Family dynamics are explored, exposing that things are not always as they seem. Some people are living lies, and many have secrets. Madness is brushed aside as immaturity. There’s also a great burden of duty to family as well as to country.
This was a time of monumental change, particularly for women, who were invading “men’s realms”, seeking independence, and eager to “do their bit” for the war effort.
Overcoming adversity is a challenge for many of the characters. Obviously the war provides trials both physical and psychological. The true impact of that cataclysm can be appreciated through the eyes of these individuals.
5) What sort of research did you do to help ensure you were accurately bringing the period to life?
I really need to immerse myself in all aspects of an era, from food to philosophy. I read over 100 books, my favourites being memoirs and letters, in which there are intriguing details about daily life as well as the actual voices of the time, elucidating the language, morals, and values. They also provided incidents that I used for my characters. For instance, flying with top ace Billy Bishop and others helped me to understand the life of pilots, and the intensity of aerial battles. I was thrilled when Bishop’s son said I got it right!

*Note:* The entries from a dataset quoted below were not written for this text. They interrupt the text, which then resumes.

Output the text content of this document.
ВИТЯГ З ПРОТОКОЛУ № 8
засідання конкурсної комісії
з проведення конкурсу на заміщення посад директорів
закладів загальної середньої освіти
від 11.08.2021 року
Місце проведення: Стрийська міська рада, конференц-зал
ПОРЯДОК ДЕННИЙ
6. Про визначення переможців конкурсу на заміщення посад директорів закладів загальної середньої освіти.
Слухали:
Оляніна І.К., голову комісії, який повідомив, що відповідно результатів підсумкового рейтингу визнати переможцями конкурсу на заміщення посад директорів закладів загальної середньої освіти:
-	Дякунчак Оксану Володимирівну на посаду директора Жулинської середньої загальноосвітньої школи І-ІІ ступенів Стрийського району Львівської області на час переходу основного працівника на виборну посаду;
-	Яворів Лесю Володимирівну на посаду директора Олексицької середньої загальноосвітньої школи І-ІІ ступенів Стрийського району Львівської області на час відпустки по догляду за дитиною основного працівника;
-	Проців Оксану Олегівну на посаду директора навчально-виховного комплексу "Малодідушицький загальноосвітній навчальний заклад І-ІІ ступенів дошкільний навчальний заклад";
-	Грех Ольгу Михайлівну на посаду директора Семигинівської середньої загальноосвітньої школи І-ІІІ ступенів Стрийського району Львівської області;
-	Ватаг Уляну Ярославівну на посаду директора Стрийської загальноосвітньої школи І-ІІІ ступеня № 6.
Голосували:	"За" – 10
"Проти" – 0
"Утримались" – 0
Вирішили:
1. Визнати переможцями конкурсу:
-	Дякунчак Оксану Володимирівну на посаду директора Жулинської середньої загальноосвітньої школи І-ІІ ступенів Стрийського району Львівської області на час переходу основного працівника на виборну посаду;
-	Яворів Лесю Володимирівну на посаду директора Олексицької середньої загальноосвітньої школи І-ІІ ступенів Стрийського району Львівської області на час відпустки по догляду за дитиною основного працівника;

I visited museums and archives, WW1 battlefields and cemeteries, explored hundreds of websites, and joined three online war forums, where I asked experts about obscure facts I couldn’t find anywhere else. I’m particularly fascinated by odd and often unbelievable bits of social history. Notes at the end of my books assure readers that these quirky events are true.
6) Is there anything you feel people misunderstand about World War I?
There’s a misconception that soldiers spent most of their time in the front-line trenches. In fact, there were long periods when the men were safely behind the lines. Tennis and polo matches, soccer and baseball games, dances and entertainments were all part of the military experience in France. You can find more on my website, Odd, Intriguing, Surprising Facts about WWI,
7) Please tell us about your other works.
Elusive Dawn (Book 2) and Under the Moon (Book 3) continue to follow the lives, loves, and fortunes of the Wyndhams and their friends through the war and the glittering Jazz Age.
A Place to Call Home is a saga set in Canada’s less civilized pioneer past.
Moon Hall is a Gothic tale of two women in different centuries.